May- Whirlpool Galaxy, M3 and the Pinwheel Galaxy

M51- Whirlpool Galaxy

Among the galaxies visible in the spring sky, few are as frequently photographed as the Whirlpool Galaxy. Discovered by Charles Messier in 1773 and later recognized for its spiral structure by William Parsons, it holds a significant place in astronomical lore. With a brightness of magnitude 8.7, it is observable with binoculars under dark skies, but a telescope provides the best view.

To locate it, start at Alkaid, found at the end of the handle of the Big Dipper. Then, move about two degrees southeast to 24 Canum Venaticorum. M51, the Whirlpool Galaxy, lies another two degrees southwest of that star, forming one point of a flattened isosceles triangle. While smaller telescopes may reveal a circular, hazy patch, larger telescopes with an aperture of 250mm or more are required to discern its intricate structure, including the distinct spiral arms that give the galaxy its name. Keep an eye out for NGC 5195, a smaller galaxy interacting with M51.


Messier 3 (NGC 5272) in Canes Venatici, shines brightly at magnitude +5.9. It's easily observable with binoculars and presents a stunning sight through telescopes. Positioned about six to seven degrees east of beta (β) Comae Berenices, Messier 3 is best observed in the southeastern sky, near the borders with Boötes and Coma Berenices. 

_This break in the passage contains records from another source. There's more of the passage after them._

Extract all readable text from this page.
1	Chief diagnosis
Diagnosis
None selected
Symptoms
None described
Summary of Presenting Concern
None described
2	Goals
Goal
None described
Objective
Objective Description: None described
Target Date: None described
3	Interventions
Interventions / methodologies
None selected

Around mid-month, Messier 3 graces the sky for approximately seven to eight hours. With an 80–100mm telescope, stars at the cluster's outer edges start to resolve at around 100× magnification. However, the real spectacle lies in higher magnifications. Telescopes with an aperture of 200–250mm, under favorable conditions, reveal a plethora of stars scattered across Messier 3, particularly those nestled deep within its core.

M101- Pinwheel Galaxy

Despite its low surface brightness, M101 can be detected under a dark sky using a modest telescope and low magnification. Even at this level, you'll notice that it spans approximately a quarter of a degree in the sky, with a brighter core contrasting against its surroundings. However, discerning any detailed structure proves challenging. With a smaller telescope, you may distinguish the galaxy's nucleus and possibly detect brighter spiral arms radiating from it. A larger telescope unveils even more intricacies, particularly at higher magnifications. Beyond 100x, you can discern multiple segments within the arms and observe that the bright core is offset from the center. Look closely, and you might spot the brighter star-forming regions mentioned earlier. Try tracing an arm from the center outward; if it dims and then brightens again, you've likely encountered a nebulous region where stars are being born. A fascinating glimpse into the dynamic processes occurring within this distant galaxy.